In Dodelson's "Modern Cosmology" on p.241 he states that the ##a_{lm}##-s -- for a given ##l##-- corresponding to a spherical harmonic expansion of the photon-temperature fluctuations, are drawn from the same probability distribution regardless of the value of ##m##. Dodelson does not explain this any further, but other authors claim that it is due to the fact that ##m## somehow corresponds to an orientation and this should not matter as the universe is (believed to be) statistically rotational invariant.

Question:
What is the precise property of the spherical harmonic ##Y_l^m## for a given ##l## that justifies this claim?

 

[ChrisVer]

That [itex]Y_l^m \sim e^{i m \phi}[/itex]?

 

[Chalnoth]

Question:
What is the precise property of the spherical harmonic ##Y_l^m## for a given ##l## that justifies this claim?

The ##Y_\ell^m## functions for a given ##\ell## can be morphed into one another through rotations in any direction. That is, if you rotate the coordinate system, the resulting ##a_{\ell m}## parameters are a linear combination of the pre-rotated ##a_{\ell m}## parameters. During this rotation, only the ##a_{\ell m}## values with the same ##\ell## are mixed.

 

[center o bass]

The ##Y_\ell^m## functions for a given ##\ell## can be morphed into one another through rotations in any direction. That is, if you rotate the coordinate system, the resulting ##a_{\ell m}## parameters are a linear combination of the pre-rotated ##a_{\ell m}## parameters. During this rotation, only the ##a_{\ell m}## values with the same ##\ell## are mixed.

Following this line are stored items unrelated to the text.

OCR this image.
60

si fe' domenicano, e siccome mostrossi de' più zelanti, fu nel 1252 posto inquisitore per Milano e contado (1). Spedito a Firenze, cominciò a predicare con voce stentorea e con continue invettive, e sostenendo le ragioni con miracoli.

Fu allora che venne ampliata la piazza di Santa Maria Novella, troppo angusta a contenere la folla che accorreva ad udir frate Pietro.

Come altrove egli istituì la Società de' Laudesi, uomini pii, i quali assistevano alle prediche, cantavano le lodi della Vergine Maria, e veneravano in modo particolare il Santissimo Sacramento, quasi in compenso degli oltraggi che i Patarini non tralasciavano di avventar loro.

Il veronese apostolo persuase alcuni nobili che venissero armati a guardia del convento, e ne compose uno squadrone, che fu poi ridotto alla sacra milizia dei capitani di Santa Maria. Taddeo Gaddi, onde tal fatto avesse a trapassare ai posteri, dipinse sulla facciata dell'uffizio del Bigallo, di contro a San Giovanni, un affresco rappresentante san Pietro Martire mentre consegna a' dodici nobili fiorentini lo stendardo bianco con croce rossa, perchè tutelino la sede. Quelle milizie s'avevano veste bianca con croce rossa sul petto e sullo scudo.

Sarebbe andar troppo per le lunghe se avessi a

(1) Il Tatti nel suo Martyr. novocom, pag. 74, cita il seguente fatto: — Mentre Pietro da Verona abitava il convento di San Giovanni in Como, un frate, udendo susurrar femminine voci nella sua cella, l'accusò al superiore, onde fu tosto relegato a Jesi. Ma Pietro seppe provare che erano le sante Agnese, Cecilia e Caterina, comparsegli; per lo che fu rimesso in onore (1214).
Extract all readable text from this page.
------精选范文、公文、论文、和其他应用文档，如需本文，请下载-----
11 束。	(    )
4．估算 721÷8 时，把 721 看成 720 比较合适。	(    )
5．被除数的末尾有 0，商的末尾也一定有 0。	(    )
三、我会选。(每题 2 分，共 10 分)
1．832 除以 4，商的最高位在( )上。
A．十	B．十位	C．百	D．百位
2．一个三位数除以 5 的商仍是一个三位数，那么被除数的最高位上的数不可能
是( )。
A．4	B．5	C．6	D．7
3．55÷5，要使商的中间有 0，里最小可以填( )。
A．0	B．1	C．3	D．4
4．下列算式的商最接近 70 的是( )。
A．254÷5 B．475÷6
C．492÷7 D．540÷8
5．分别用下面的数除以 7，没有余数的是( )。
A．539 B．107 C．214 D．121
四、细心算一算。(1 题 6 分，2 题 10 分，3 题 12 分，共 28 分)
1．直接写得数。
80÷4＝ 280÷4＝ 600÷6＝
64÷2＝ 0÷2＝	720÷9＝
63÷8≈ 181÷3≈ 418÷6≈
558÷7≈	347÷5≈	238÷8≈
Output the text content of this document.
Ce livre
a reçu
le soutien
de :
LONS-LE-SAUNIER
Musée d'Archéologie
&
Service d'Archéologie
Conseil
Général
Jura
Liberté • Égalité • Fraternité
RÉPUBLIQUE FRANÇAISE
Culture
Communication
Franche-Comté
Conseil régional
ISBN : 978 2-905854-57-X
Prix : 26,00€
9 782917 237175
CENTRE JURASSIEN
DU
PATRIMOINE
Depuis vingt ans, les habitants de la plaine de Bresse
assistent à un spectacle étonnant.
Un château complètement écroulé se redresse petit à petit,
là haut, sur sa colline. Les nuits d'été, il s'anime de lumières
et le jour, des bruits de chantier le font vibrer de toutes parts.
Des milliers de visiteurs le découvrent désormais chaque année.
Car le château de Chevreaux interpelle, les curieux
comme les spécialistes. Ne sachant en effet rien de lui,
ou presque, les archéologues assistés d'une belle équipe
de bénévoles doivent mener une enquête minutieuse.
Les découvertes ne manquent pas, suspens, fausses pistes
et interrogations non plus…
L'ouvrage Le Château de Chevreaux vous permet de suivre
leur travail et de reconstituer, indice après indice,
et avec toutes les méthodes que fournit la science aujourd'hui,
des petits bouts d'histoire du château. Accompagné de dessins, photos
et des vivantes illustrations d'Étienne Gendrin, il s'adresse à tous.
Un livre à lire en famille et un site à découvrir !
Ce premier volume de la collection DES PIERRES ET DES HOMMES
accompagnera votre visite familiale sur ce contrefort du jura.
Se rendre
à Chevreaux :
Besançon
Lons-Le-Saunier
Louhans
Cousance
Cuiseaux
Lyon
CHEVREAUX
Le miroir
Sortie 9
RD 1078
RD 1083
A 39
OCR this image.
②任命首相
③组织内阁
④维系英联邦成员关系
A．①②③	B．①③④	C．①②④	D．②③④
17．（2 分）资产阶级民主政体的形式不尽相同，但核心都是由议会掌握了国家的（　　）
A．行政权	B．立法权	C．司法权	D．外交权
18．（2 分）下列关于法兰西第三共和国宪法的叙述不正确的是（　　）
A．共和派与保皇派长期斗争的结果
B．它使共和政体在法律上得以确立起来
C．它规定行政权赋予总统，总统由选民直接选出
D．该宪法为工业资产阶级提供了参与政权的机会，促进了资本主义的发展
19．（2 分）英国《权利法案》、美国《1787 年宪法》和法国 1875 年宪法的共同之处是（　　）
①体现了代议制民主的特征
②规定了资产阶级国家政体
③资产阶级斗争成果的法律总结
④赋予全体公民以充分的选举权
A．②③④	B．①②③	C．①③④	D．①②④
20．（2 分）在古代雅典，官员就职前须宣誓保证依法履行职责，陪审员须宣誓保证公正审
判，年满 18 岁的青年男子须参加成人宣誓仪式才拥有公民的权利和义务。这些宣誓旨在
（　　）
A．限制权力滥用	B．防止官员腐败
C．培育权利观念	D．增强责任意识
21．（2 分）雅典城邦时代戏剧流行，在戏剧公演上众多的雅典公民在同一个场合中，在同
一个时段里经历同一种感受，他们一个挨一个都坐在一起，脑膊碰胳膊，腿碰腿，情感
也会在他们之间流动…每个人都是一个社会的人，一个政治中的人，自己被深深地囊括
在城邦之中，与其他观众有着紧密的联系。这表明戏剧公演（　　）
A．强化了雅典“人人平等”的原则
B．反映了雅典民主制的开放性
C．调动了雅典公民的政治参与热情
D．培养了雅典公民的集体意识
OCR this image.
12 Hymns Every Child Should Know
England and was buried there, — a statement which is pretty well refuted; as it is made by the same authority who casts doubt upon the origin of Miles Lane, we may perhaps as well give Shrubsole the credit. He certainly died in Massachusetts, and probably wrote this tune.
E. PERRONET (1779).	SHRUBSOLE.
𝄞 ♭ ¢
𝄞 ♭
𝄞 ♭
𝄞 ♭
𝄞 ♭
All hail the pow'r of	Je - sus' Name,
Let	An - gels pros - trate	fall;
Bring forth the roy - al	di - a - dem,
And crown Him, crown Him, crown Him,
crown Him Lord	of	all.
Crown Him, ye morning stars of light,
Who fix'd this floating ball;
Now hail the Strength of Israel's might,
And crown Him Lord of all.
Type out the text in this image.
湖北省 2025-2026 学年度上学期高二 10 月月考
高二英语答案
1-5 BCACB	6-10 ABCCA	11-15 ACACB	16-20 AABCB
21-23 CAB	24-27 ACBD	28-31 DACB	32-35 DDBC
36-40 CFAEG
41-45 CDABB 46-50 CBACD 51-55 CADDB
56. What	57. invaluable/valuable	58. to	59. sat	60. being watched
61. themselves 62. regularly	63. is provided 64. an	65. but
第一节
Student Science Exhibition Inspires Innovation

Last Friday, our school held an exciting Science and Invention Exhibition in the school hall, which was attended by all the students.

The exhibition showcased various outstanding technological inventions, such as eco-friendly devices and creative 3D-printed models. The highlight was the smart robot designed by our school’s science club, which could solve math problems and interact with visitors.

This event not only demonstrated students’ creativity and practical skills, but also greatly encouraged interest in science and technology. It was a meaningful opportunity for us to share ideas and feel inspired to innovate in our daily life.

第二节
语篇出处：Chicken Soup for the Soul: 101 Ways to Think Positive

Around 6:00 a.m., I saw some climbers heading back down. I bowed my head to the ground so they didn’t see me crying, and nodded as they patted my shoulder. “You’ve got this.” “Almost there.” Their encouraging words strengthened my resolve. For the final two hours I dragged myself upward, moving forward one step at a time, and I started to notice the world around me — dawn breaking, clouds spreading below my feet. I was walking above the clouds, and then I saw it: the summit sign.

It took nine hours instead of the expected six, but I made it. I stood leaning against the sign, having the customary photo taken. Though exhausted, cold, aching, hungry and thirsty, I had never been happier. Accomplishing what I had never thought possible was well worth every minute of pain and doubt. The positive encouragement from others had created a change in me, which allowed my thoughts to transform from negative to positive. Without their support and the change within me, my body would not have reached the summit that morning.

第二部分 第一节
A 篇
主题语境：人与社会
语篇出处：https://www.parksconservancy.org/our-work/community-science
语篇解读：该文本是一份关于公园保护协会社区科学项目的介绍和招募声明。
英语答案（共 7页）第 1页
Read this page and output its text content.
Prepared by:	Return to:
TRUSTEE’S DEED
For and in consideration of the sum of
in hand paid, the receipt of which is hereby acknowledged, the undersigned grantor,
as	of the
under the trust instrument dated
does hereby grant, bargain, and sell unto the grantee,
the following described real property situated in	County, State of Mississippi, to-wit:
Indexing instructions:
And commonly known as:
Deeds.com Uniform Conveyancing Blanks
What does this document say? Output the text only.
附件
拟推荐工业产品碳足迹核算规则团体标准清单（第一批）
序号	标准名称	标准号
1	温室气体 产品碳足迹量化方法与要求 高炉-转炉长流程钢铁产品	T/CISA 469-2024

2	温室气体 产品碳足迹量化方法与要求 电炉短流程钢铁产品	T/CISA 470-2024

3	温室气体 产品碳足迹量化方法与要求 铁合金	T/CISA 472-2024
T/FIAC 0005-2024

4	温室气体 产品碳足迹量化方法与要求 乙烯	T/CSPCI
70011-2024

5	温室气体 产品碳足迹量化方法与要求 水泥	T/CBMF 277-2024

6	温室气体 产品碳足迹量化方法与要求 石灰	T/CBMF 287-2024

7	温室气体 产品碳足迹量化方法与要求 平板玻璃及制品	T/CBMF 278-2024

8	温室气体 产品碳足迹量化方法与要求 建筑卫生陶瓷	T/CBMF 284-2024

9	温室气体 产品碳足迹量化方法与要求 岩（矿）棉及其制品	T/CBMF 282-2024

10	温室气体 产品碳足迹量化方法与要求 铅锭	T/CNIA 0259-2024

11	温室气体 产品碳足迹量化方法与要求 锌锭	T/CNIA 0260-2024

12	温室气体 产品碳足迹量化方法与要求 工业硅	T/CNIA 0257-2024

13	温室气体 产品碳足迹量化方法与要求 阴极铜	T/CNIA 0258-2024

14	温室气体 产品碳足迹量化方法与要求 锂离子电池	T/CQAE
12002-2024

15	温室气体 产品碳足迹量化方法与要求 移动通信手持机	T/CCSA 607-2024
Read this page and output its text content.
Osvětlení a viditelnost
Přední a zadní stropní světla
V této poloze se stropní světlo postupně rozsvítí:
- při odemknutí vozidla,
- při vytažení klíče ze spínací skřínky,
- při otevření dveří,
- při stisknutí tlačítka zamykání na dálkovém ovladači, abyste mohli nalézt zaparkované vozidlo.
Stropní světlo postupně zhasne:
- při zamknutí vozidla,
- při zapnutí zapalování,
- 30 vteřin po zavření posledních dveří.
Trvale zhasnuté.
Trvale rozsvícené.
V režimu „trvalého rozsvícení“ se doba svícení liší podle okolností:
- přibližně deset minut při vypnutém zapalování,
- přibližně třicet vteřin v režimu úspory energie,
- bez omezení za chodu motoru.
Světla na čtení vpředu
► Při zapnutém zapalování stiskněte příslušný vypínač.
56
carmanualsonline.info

Thanks for the reply! From what you've now said, how would one go on to argue (fairly rigorously) that the ##a_{lm}##-s for a given ##l## must be drawn from the same probability distributions?

 

[Chalnoth]

Thanks for the reply! From what you've now said, how would one go on to argue (fairly rigorously) that the ##a_{lm}##-s for a given ##l## must be drawn from the same probability distributions?

That's the assumption of isotropy. As the different coefficients for the same ##\ell## are just rotations of one another, assuming isotropy requires that they all have the same probability distribution (provided you make use of the appropriate normalization for the ##Y_l^m## functions).